Only a couple years ago, electric bicycle manufacturers couldn’t keep e-bikes on the shelves as they were being snatched up faster than they could be produced. But while some e-bike companies have managed to keep up a steady cash flow and balanced operations, others have run into financial difficulties. For European e-bike maker VanMoof, those difficulties turned into a dire situation just a few months ago.
As reported by Dutch media company Financieele Dagblad, VanMoof nearly ran out of money to pay its bills late last year.
The company has since managed to raise sufficient funding from its original British and Chinese investors to make it out of the woods, but there were surely some sleepless nights for the management team at the end of 2022.
VanMoof’s annual report, filed at the end of last year, described the company’s immediate need to raise capital. Without a quick injection of funds, the company could not guarantee its “ability to continue its activities beyond the first quarter of 2023.”
The report revealed that VanMoof had asked its suppliers to defer payment until after additional capital had been raised. That’s a move that other large bike companies including Giant have been forced to make recently, according to Cycling Industry News.
VanMoof’s electric bicycles fall into an interesting niche among European e-bikes. The e-bikes, which range from around €2,500 to €3,000 in Europe, rely on more affordable hub motor drivetrains and thus undercut the higher-cost European e-bikes made by companies like Urban Arrow, Riese & Müller, Gazelle, and others.
Those lower prices along with sleek design and strong branding have helped VanMoof scoop up higher sales volumes.
But VanMoof maintains a massive workforce, reaching as many as 900 employees at one point. The company also operates brand stores in several countries across North America, Europe, and Asia.
Despite reporting tens of millions of euros in revenue each year, maintaining that large employee base and broad geographic footprint of brick-and-mortar stores hasn’t been cheap. Fortunately for VanMoof fans though, the company’s most recent 11th hour cash infusion from its existing investor base seems to have helped VanMoof return to steady footing for now.

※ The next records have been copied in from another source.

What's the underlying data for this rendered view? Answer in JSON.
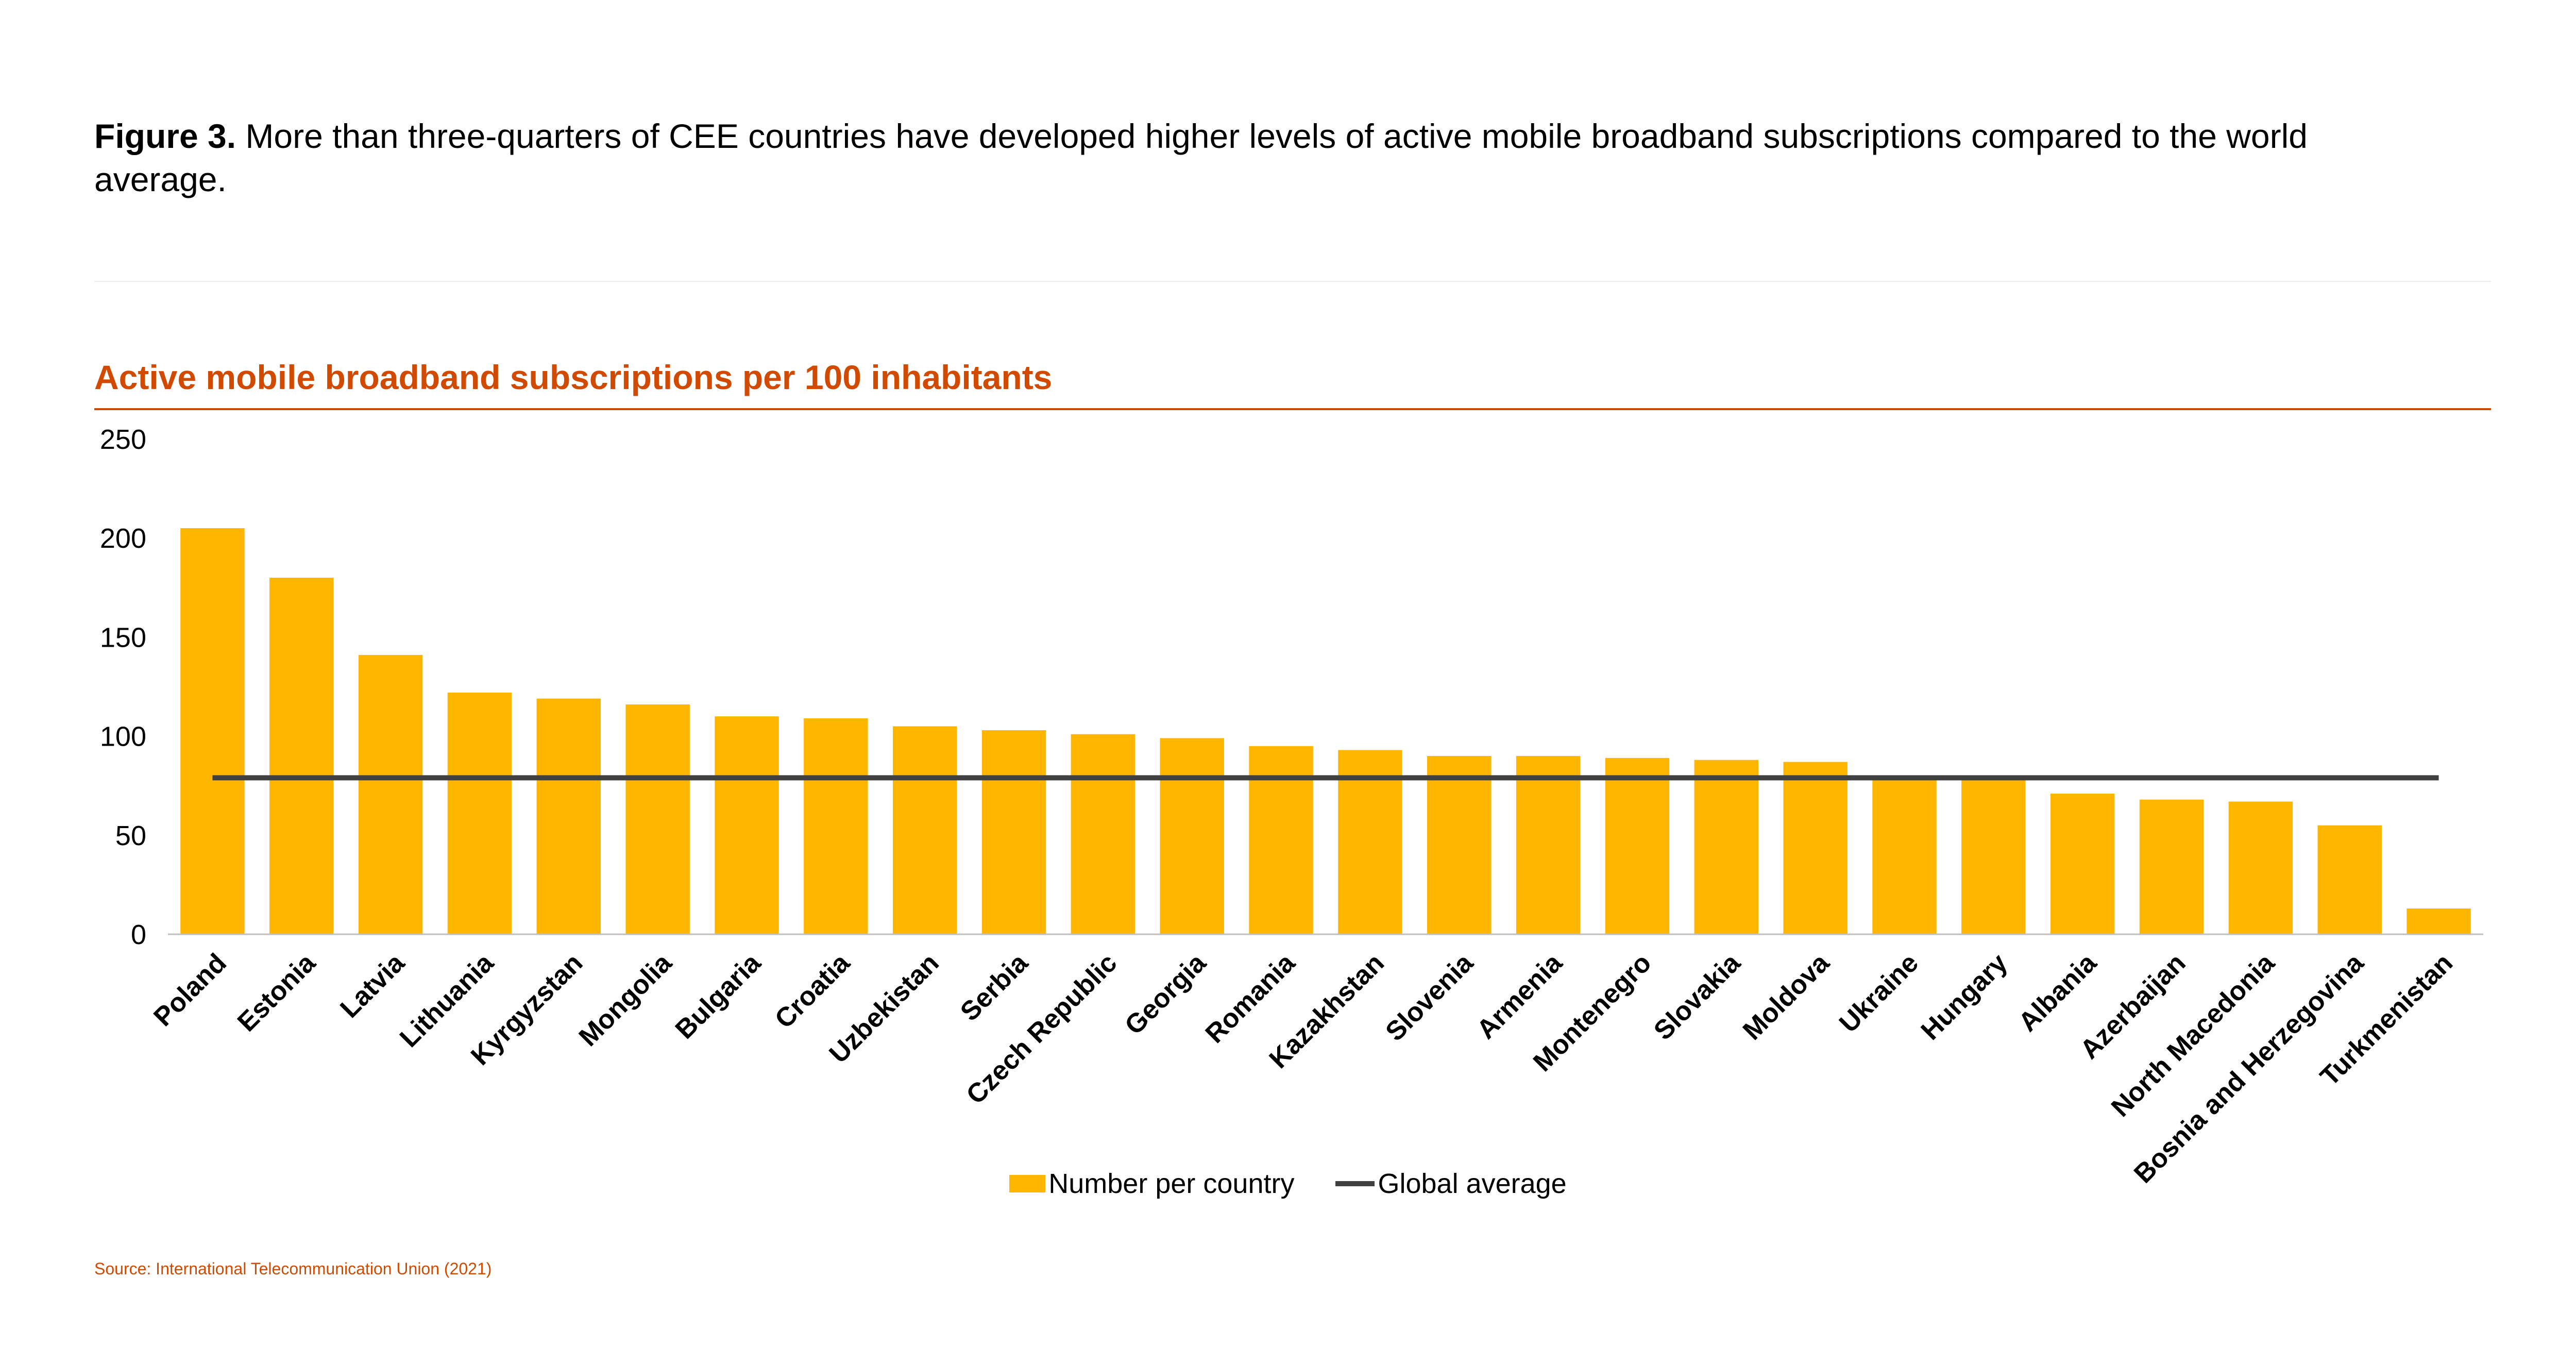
{
  "caption": {
    "label": "Figure 3.",
    "text": " More than three-quarters of CEE countries have developed higher levels of active mobile broadband subscriptions compared to the world average."
  },
  "source": "Source: International Telecommunication Union (2021)",
  "colors": {
    "bar": "#ffb600",
    "average_line": "#404040",
    "accent": "#d04a02"
  },
  "chart_data": {
    "type": "bar",
    "title": "Active mobile broadband subscriptions per 100 inhabitants",
    "xlabel": "",
    "ylabel": "",
    "ylim": [
      0,
      250
    ],
    "yticks": [
      0,
      50,
      100,
      150,
      200,
      250
    ],
    "grid": false,
    "legend_position": "bottom",
    "categories": [
      "Poland",
      "Estonia",
      "Latvia",
      "Lithuania",
      "Kyrgyzstan",
      "Mongolia",
      "Bulgaria",
      "Croatia",
      "Uzbekistan",
      "Serbia",
      "Czech Republic",
      "Georgia",
      "Romania",
      "Kazakhstan",
      "Slovenia",
      "Armenia",
      "Montenegro",
      "Slovakia",
      "Moldova",
      "Ukraine",
      "Hungary",
      "Albania",
      "Azerbaijan",
      "North Macedonia",
      "Bosnia and Herzegovina",
      "Turkmenistan"
    ],
    "series": [
      {
        "name": "Number per country",
        "type": "bar",
        "values": [
          205,
          180,
          141,
          122,
          119,
          116,
          110,
          109,
          105,
          103,
          101,
          99,
          95,
          93,
          90,
          90,
          89,
          88,
          87,
          79,
          79,
          71,
          68,
          67,
          55,
          13
        ]
      },
      {
        "name": "Global average",
        "type": "line",
        "value": 79
      }
    ]
  }
}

Such economic hardships haven’t only affected e-bike companies like VanMoof. Other light EV companies have found themselves in similarly precarious financial standing. We recently reported on Oregon-based Arcimoto suspending production and laying off a large number of employees while it seeks to quickly raise enough funding to continue operations.
In that case, Arcimoto has been hampered by its much higher cost of production for highway-legal motorcycle-class electric three-wheelers that have so far failed to achieve the demand required to meet Arcimoto’s large-scale production goals.

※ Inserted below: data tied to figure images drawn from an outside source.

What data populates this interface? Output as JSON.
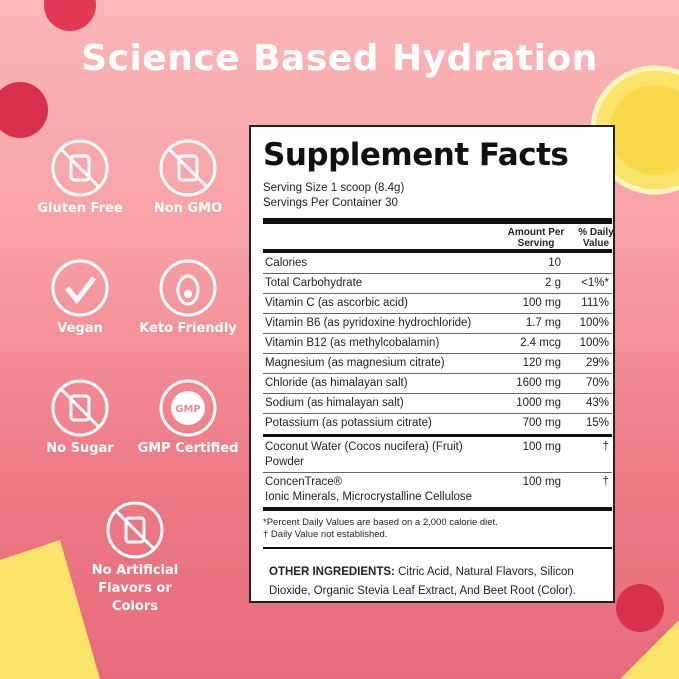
{
  "title": "Science Based Hydration",
  "badges": [
    "Gluten Free",
    "Non GMO",
    "Vegan",
    "Keto Friendly",
    "No Sugar",
    "GMP Certified",
    "No Artificial Flavors or Colors"
  ],
  "supplement_facts": {
    "title": "Supplement Facts",
    "serving_size": "Serving Size 1 scoop (8.4g)",
    "servings_per_container": "Servings Per Container 30",
    "amount_header": "Amount Per Serving",
    "dv_header": "% Daily Value",
    "nutrients": [
      {
        "name": "Calories",
        "amount": "10",
        "dv": ""
      },
      {
        "name": "Total Carbohydrate",
        "amount": "2 g",
        "dv": "<1%*"
      },
      {
        "name": "Vitamin C (as ascorbic acid)",
        "amount": "100 mg",
        "dv": "111%"
      },
      {
        "name": "Vitamin B6 (as pyridoxine hydrochloride)",
        "amount": "1.7 mg",
        "dv": "100%"
      },
      {
        "name": "Vitamin B12 (as methylcobalamin)",
        "amount": "2.4 mcg",
        "dv": "100%"
      },
      {
        "name": "Magnesium (as magnesium citrate)",
        "amount": "120 mg",
        "dv": "29%"
      },
      {
        "name": "Chloride (as himalayan salt)",
        "amount": "1600 mg",
        "dv": "70%"
      },
      {
        "name": "Sodium (as himalayan salt)",
        "amount": "1000 mg",
        "dv": "43%"
      },
      {
        "name": "Potassium (as potassium citrate)",
        "amount": "700 mg",
        "dv": "15%"
      }
    ],
    "blend": [
      {
        "name": "Coconut Water (Cocos nucifera) (Fruit) Powder",
        "amount": "100 mg",
        "dv": "†"
      },
      {
        "name": "ConcenTrace®",
        "sub": "Ionic Minerals, Microcrystalline Cellulose",
        "amount": "100 mg",
        "dv": "†"
      }
    ],
    "footnotes": [
      "*Percent Daily Values are based on a 2,000 calorie diet.",
      "† Daily Value not established."
    ],
    "other_ingredients_label": "OTHER INGREDIENTS:",
    "other_ingredients": "Citric Acid, Natural Flavors, Silicon Dioxide, Organic Stevia Leaf Extract, And Beet Root (Color)."
  }
}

I can’t fathom how VanMoof can sustain such a large workforce. Companies like Rad Power Bikes sell considerably more e-bikes than VanMoof, and even Rad had to undergo several rounds of layoffs in the last year or so. I imagine VanMoof’s payroll must be a huge part of its burn rate, especially since you can’t put off paying employees the way you can with suppliers of brakes and pedals. And of course those e-bike hunters don’t work for free.
I’m glad to hear that the company found the money it needs to go on though, especially since I’m still waiting for them to get around to producing that VanMoof V concept e-bike that is supposed to reach 31 mph (50 km/h). No one can let VanMoof die until I get to ride that slick-looking thing.